Meanwhile, Back at the Ranch
- Mike Dickey

- Mar 22, 2024
- 2 min read
"I beg you take courage; the brave soul can mend even disaster."
Today Wyldswood roars with machinery, punctuated by the sound of chainsaws and huge buzzsaws right outside the office window.

This is one of the last, most significant, and most expensive steps in setting things right again after the mess Idalia left behind eight months ago. The farm was home to lots of mature pines that day, and although most survived we also encountered smaller trees that had blown over and bigger pines that snapped off twenty or thirty feet up.
This was the view out our bedroom window my first morning back, a few days after the storm hit.

I've already chronicled how Issac, George, George's family and I were out here that weekend, creating massive burn piles of the smaller stuff. That process took weeks, but left behind brown, rotting, and dangerous snapped off, and partially-snapped off, trunks that required heavy equipment to remove.
After weeks of waiting, that day is upon us, and Scott and his crew are out there right now cutting down all those broken pines and creating new burn piles. They're moving pretty briskly, and it looks like they may be about done by close of business. Given that the equipment rents for something like $1,500 a day, that's fine with us.
Meanwhile, the facelift of the main house is about finished, coral cladding giving way to a clean white with pale mocha trim.
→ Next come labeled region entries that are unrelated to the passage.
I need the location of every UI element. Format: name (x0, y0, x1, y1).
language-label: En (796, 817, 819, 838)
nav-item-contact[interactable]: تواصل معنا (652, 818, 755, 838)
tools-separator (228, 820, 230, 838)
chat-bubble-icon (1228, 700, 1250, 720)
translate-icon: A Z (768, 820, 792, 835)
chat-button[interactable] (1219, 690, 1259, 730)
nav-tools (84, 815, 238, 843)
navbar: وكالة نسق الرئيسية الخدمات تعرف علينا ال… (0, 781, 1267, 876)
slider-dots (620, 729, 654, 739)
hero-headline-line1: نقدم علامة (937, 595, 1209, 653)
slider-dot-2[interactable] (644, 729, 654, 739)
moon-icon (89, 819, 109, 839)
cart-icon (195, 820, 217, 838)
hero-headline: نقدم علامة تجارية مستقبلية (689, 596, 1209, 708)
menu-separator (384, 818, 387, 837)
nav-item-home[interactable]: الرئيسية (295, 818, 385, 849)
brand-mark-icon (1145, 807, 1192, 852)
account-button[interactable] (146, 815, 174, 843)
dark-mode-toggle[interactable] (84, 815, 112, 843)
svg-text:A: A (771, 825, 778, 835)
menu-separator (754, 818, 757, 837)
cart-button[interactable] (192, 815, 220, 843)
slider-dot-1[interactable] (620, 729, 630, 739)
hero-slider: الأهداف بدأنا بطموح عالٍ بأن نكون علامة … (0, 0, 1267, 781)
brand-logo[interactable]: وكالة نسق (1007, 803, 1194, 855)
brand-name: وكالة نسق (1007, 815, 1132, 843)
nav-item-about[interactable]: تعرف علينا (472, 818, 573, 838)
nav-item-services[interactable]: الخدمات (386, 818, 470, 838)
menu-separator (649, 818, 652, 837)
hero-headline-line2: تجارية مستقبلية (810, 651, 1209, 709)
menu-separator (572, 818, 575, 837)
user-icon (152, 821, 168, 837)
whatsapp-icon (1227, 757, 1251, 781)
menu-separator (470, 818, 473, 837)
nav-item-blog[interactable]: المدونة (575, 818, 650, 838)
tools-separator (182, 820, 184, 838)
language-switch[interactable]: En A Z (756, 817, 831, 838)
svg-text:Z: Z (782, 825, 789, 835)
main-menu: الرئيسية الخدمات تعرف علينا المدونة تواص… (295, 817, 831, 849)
That's Beth's car out front. She's here on her day off helping George work on the party barn. Given that it's to be the venue for their wedding, both are motivated to get this across the finish line.
Peg's unhappy with the soffits, which were so weathered they couldn't be pressure-washed back into shape, and so the painters will be back out here (for a small fee) to paint those as well. She also decided the ceiling of the screen porch needs to be painted haint blue, so that's on the agenda for the same project.
It's all getting there. And what a transformation from the disaster we encountered when we first stepped back onto the property after liberating it in 2018. That aspergillum, and lots of cash, swept away all the bad juju, and brought back the liminal space Peg had created long before we ever met. Only better, I reckon.
And that last thought reminds me it's time to pay for this party. Back at it.